Title: Re: What is this?
Post by: doktornotor on May 12, 2010, 03:15:31 PM
well I doubt the OP has ever been playing with the index, and system folders (temp in Win in this case) are not indexed by default.

Well, they definitely are indexed by default on XP SP3. I just checked on a completely fresh XP install now. Fact being, the entire drive is indexed by default on XP installed on NTFS.
Title: Re: What is this?
Post by: logos on May 12, 2010, 03:19:37 PM
well I doubt the OP has ever been playing with the index, and system folders (temp in Win in this case) are not indexed by default.

Well, they definitely are indexed by default on XP SP3. I just checked on a completely fresh XP install now. Fact being, the entire drive is indexed by default on XP installed on NTFS.

yeah I was referring to Vista or Seven. But even on XP, must just be "allowed to be indexed", and not indexed at all. There was an old and completely outdated indexing system on XP that had to be purposely activated to index anything, made obsolete and replaced by Windows Desktop Search that would never have indexed system files/folders either by default.

edit: could you show a screen shot of what tells that windows folders are indexed on XP/SP3? don't know what interface you're referring to...

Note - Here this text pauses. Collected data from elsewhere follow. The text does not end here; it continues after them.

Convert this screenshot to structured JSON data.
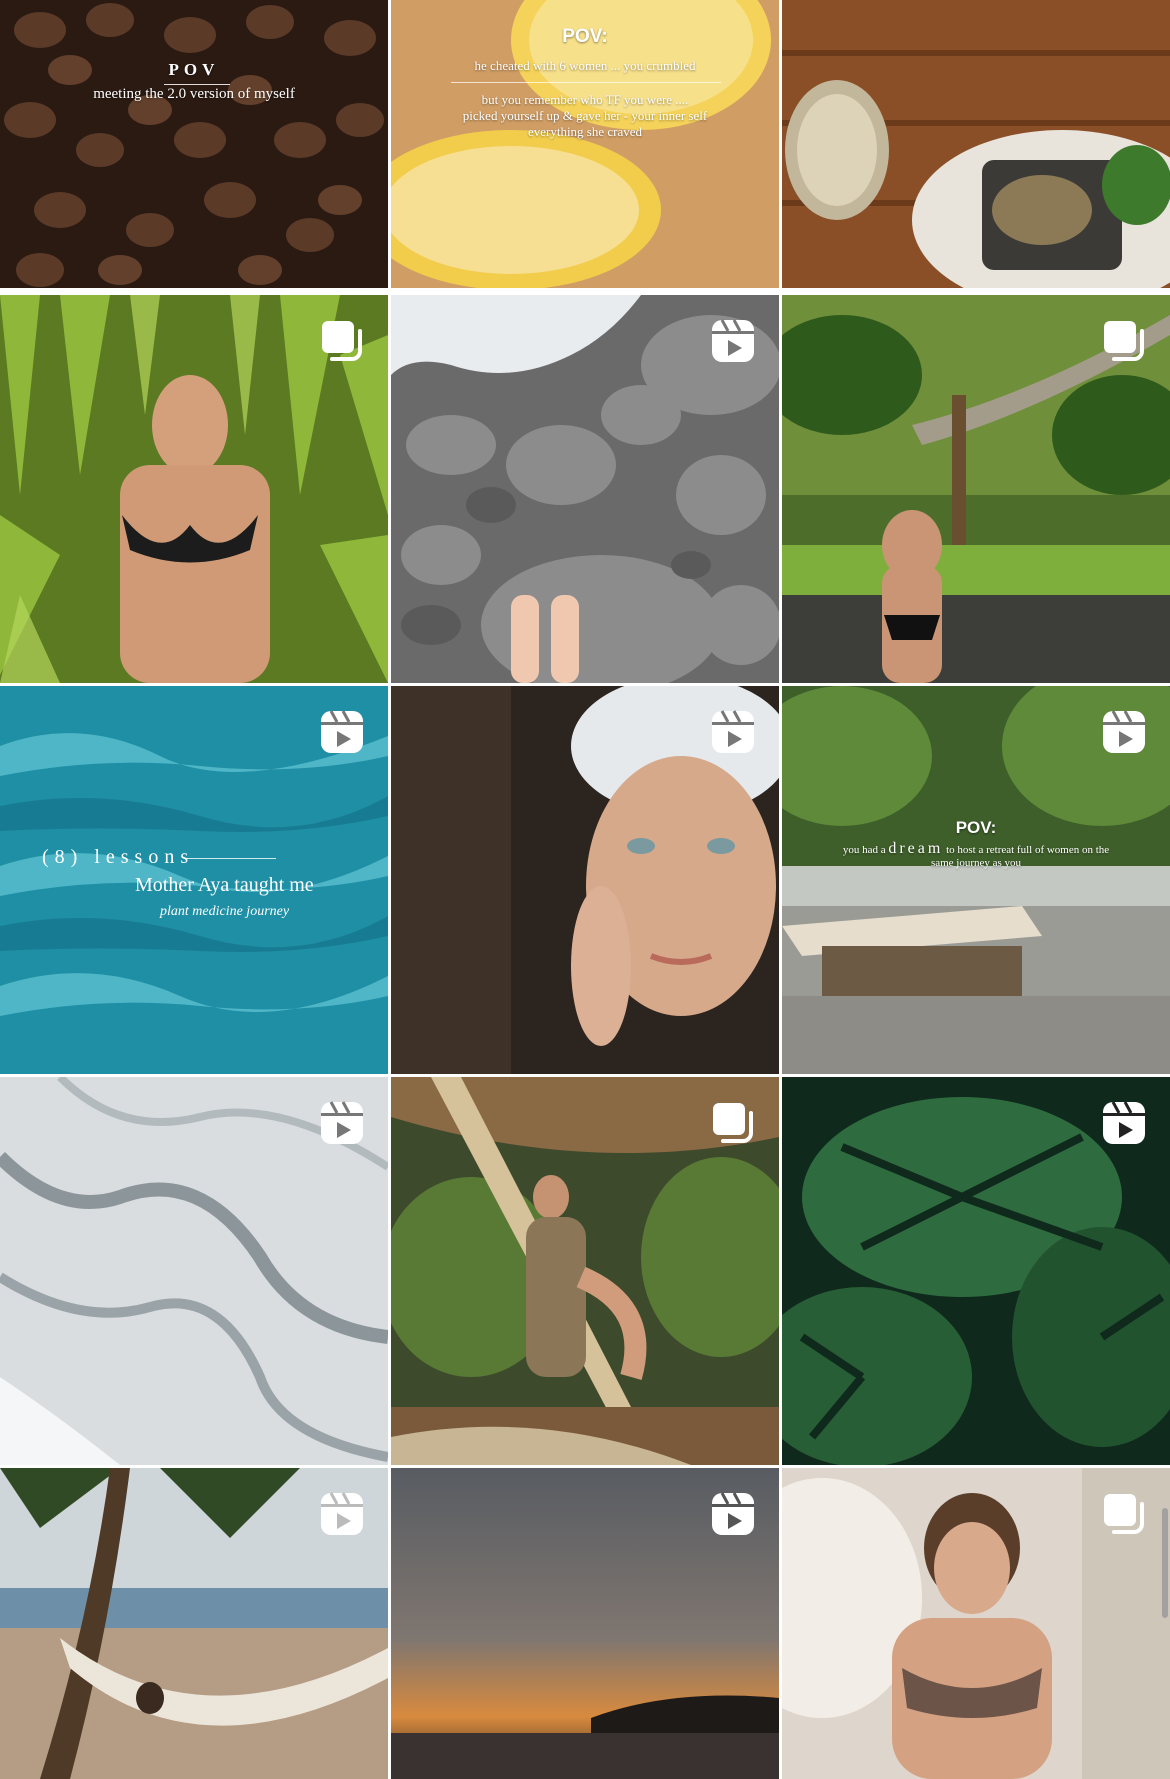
{
  "grid": {
    "posts": [
      {
        "id": "coffee-beans",
        "type": "photo",
        "badge": "none",
        "overlay": {
          "pov": "POV",
          "line1": "meeting the 2.0 version of myself"
        }
      },
      {
        "id": "lemons",
        "type": "photo",
        "badge": "none",
        "overlay": {
          "pov": "POV:",
          "line1": "he cheated with 6 women ... you crumbled",
          "line2": "but you remember who TF you were ....",
          "line3": "picked yourself up & gave her - your inner self",
          "line4": "everything she craved"
        }
      },
      {
        "id": "coconut-bowl",
        "type": "photo",
        "badge": "none"
      },
      {
        "id": "palm-bikini",
        "type": "carousel",
        "badge": "carousel-icon"
      },
      {
        "id": "pebbles-feet",
        "type": "reel",
        "badge": "reels-icon"
      },
      {
        "id": "garden-pose",
        "type": "carousel",
        "badge": "carousel-icon"
      },
      {
        "id": "water-lessons",
        "type": "reel",
        "badge": "reels-icon",
        "overlay": {
          "line1": "(8) lessons",
          "line2": "Mother Aya taught me",
          "line3": "plant medicine journey"
        }
      },
      {
        "id": "towel-face",
        "type": "reel",
        "badge": "reels-icon"
      },
      {
        "id": "retreat",
        "type": "reel",
        "badge": "reels-icon",
        "overlay": {
          "pov": "POV:",
          "pre": "you had a",
          "dream": "dream",
          "post": "to host a retreat full of women on the",
          "line2": "same journey as you"
        }
      },
      {
        "id": "sand-waves",
        "type": "reel",
        "badge": "reels-icon"
      },
      {
        "id": "hut-pose",
        "type": "carousel",
        "badge": "carousel-icon"
      },
      {
        "id": "monstera",
        "type": "reel",
        "badge": "reels-icon"
      },
      {
        "id": "hammock",
        "type": "reel",
        "badge": "reels-icon"
      },
      {
        "id": "sunset",
        "type": "reel",
        "badge": "reels-icon"
      },
      {
        "id": "short-hair",
        "type": "carousel",
        "badge": "carousel-icon"
      }
    ]
  },
  "colors": {
    "badge": "#ffffff",
    "background": "#ffffff"
  }
}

edit again: indexing wouldn't lock any file anyway
Title: Re: What is this?
Post by: doktornotor on May 12, 2010, 03:55:49 PM
edit again: indexing wouldn't lock any file anyway

Yes, it does lock... Actually had this issue a couple of times with normal folder. Using the Unlocker utility, I found that I can't delete the file because it's locked by Windows indexer.
Title: Re: What is this?
Post by: DavidR on May 12, 2010, 05:19:23 PM
Look at the VirusTotal links I posted, they are not FP's. How do I get rid of those nasties for good? And no, I don't have two AV's or any conflicting software (see my signature). Thank you!

avast unpacks or sends temporary files it is going to scan there, this _avast5_ folder should be cleared after a successful scan by avast. Why some files were left there after a scan is unknown.

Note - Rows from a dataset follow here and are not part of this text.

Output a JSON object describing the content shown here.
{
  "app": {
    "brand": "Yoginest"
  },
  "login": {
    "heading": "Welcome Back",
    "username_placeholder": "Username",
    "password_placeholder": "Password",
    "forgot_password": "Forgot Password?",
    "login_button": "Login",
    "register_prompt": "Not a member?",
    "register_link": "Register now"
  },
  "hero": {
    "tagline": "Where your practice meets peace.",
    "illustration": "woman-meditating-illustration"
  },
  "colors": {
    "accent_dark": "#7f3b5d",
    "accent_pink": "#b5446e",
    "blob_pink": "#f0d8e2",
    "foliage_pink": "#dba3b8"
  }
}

You could have MBAM exclude the _avast5_ folder from scans, just in case there are any remnants of temporary unpacked files (periodically run a temp file cleaner or check to see if any files are regularly left behind). These files since they are in a different location and have a different file name to the original are effectively inert, but under normal circumstances they are removed after a successful completion of a scan.
Title: Re: What is this?
Post by: Bellzemos on May 12, 2010, 05:59:32 PM
I deleted the files myself, rebooted and did a MBAM scan again - the infected files from Temp folder are gone and everything seems OK. Thank you all for your help! :)
Title: Re: What is this?
Post by: DavidR on May 12, 2010, 06:16:37 PM
You're welcome.

I think it worthwhile to exclude that folder in MBAM and save yourself any heartache in the future.